Argumente, die gegen eine Eingliederung in den Betrieb der Klinik der Beigeladenen sprechen könnten, haben weder die Beklagte noch die Beigeladene vorgebracht. Die Beigeladene beruft sich vielmehr allein auf ein Prüfungsergebnis, die Beklagte bezieht sich allein auf das Besprechungsergebnis der Spitzenverbände aus dem Jahre 2002. Eine eigene inhaltliche Argumentation lässt sich allerdings den von der Beklagten angeführten Besprechungsergebnissen nicht entnehmen. Mit der Frage einer abhängigen Beschäftigung im Sinne des § 7 Abs. 1 SGB IV haben sich Beklagte und Beigeladene nicht weiter auseinandergesetzt. Insbesondere gibt es keinerlei Vorbringen dazu, warum eine Tätigkeit, die im Rahmen eines professionsübergreifenden psychiatrisch bzw. psychotherapeutischen Behandlungskonzeptes verrichtet wird, die außerdem eine Aufgabe darstellt, wie sie ansonsten von sozialversicherungspflichtigen Kräften der Beigeladenen bewältigt werden müsste, und für die eine Bezahlung oberhalb der Beitragsvermessungsgrenze vorgesehen ist, keine abhängige Beschäftigung im Sinne des § 7 Abs. 1 SGB IV sein sollte. Das Gericht kann von sich aus solche relevanten Momente nicht erkennen, die für die Position der Beklagten und der Beigeladenen sprechen könnten. Letztlich spricht es auch für die Annahme einer Beschäftigung, dass die Klägerin die verrichtete Tätigkeit wegen der Zugangsvoraussetzungen zur Ausbildung nach § 5 des Psychotherapeutengesetzes (PsychThG) nicht ohne eine vorher absolvierte abgeschlossene Ausbildung – wohl stets auf Hochschulniveau - verrichten konnte.
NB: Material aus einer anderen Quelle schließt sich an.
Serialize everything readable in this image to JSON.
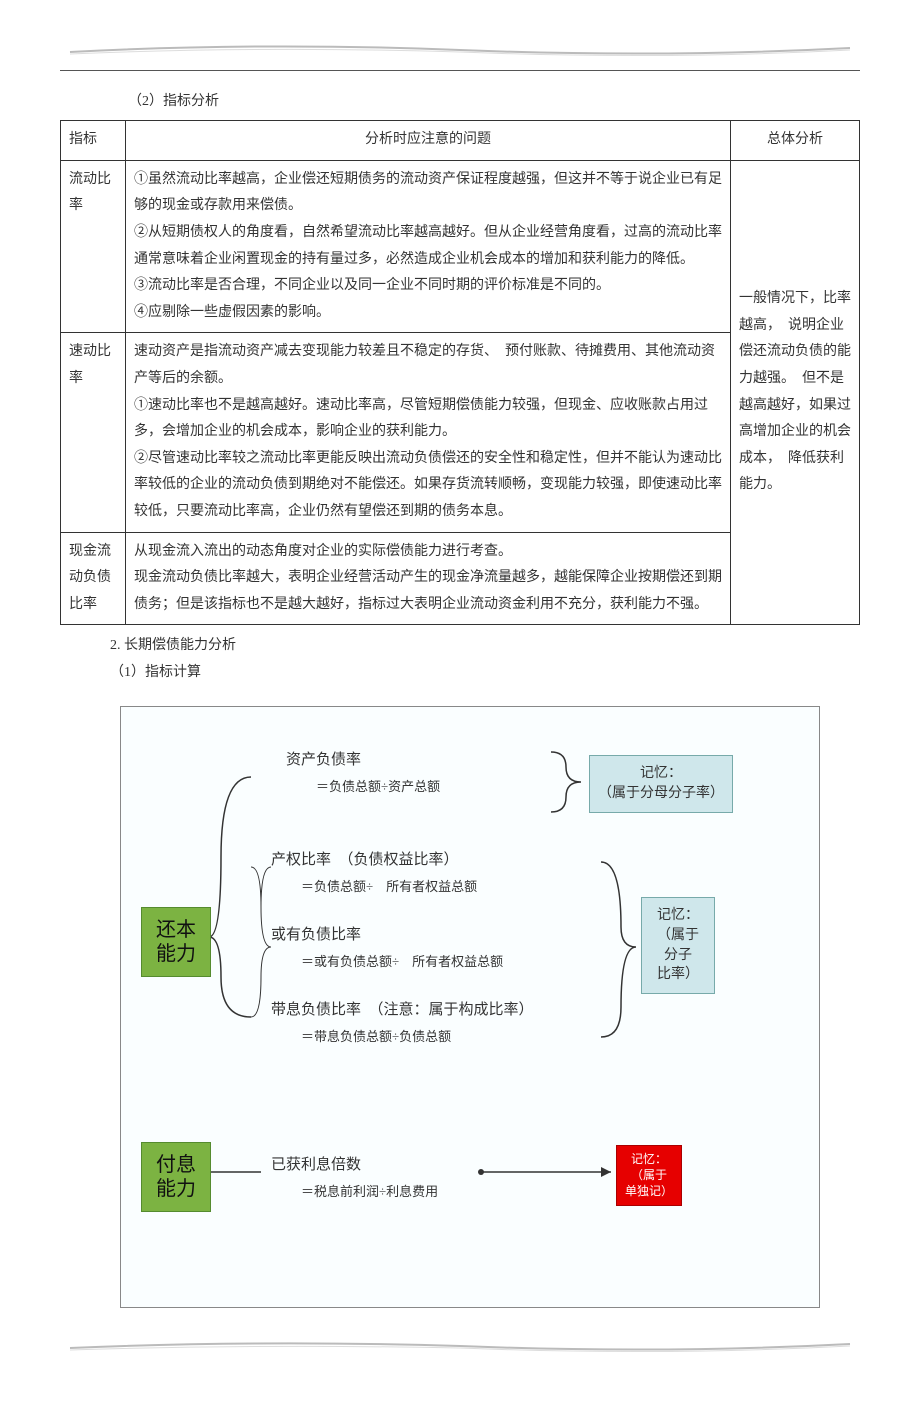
{
  "section_title": "（2）指标分析",
  "table": {
    "headers": [
      "指标",
      "分析时应注意的问题",
      "总体分析"
    ],
    "rows": [
      {
        "indicator": "流动比率",
        "analysis": "①虽然流动比率越高，企业偿还短期债务的流动资产保证程度越强，但这并不等于说企业已有足够的现金或存款用来偿债。\n②从短期债权人的角度看，自然希望流动比率越高越好。但从企业经营角度看，过高的流动比率通常意味着企业闲置现金的持有量过多，必然造成企业机会成本的增加和获利能力的降低。\n③流动比率是否合理，不同企业以及同一企业不同时期的评价标准是不同的。\n④应剔除一些虚假因素的影响。"
      },
      {
        "indicator": "速动比率",
        "analysis": "速动资产是指流动资产减去变现能力较差且不稳定的存货、　预付账款、待摊费用、其他流动资产等后的余额。\n①速动比率也不是越高越好。速动比率高，尽管短期偿债能力较强，但现金、应收账款占用过多，会增加企业的机会成本，影响企业的获利能力。\n②尽管速动比率较之流动比率更能反映出流动负债偿还的安全性和稳定性，但并不能认为速动比率较低的企业的流动负债到期绝对不能偿还。如果存货流转顺畅，变现能力较强，即使速动比率较低，只要流动比率高，企业仍然有望偿还到期的债务本息。"
      },
      {
        "indicator": "现金流动负债比率",
        "analysis": "从现金流入流出的动态角度对企业的实际偿债能力进行考查。\n现金流动负债比率越大，表明企业经营活动产生的现金净流量越多，越能保障企业按期偿还到期债务；但是该指标也不是越大越好，指标过大表明企业流动资金利用不充分，获利能力不强。",
        "summary": "一般情况下，比率越高，　说明企业偿还流动负债的能力越强。　但不是越高越好，如果过高增加企业的机会成本，　降低获利能力。"
      }
    ]
  },
  "section2_title": "2. 长期偿债能力分析",
  "section2_sub": "（1）指标计算",
  "diagram": {
    "root1": "还本能力",
    "root2": "付息能力",
    "f1_title": "资产负债率",
    "f1_formula": "＝负债总额÷资产总额",
    "f2_title": "产权比率　（负债权益比率）",
    "f2_formula": "＝负债总额÷　所有者权益总额",
    "f3_title": "或有负债比率",
    "f3_formula": "＝或有负债总额÷　所有者权益总额",
    "f4_title": "带息负债比率　（注意：属于构成比率）",
    "f4_formula": "＝带息负债总额÷负债总额",
    "f5_title": "已获利息倍数",
    "f5_formula": "＝税息前利润÷利息费用",
    "memo1": "记忆：\n（属于分母分子率）",
    "memo2": "记忆：\n（属于\n分子\n比率）",
    "memo3": "记忆：\n（属于\n单独记）"
  }
}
Weisungsgebundenheit kann nach den vorliegenden Angaben nicht bezweifelt werden und wird auch von der Beklagten und der Beigeladenen nicht bestritten, schon aus Rechtsgründen war der Klägerin eine weisungsfreie eigenverantwortliche Ausübung der therapeutischen Tätigkeit nicht möglich, denn diese ist nach § 1 PsychThG approbierten Psychologischen sowie Kinder- und Jugendlichenpsychotherapeuten vorbehalten. Ein unternehmerisches Risiko ist bei gleichbleibender Vergütung nicht erkennbar, erst recht nicht die Chance, den Verdienst durch eigene Bemühungen zu steigern.

Soweit hinter dem Anliegen der Klägerin auch über ihren Fall hinausgehende berufspolitische Bestrebungen stehen könnten, hat das Gericht sich damit nicht auseinanderzusetzen. Bereits die eigene Argumentation der Bevollmächtigten der Klägerin legt allerdings nahe, dass unabhängig von einer Charakterisierung als abhängige Beschäftigung nach § 7 Abs. 1 SGB IV volle Versicherungspflicht nur entstehen kann, wenn ein Entgelt oberhalb der Geringfügigkeitsgrenze bezogen wird, andernfalls könnte sich allenfalls Versicherungspflicht in der gesetzlichen Rentenversicherung im Rahmen des § 5 Abs. 2 Ziff. 2 SGB VI ergeben, soweit überhaupt ein Entgelt gewährt wird.

Die Kostenentscheidung folgt aus §§ 183, 193 SGG.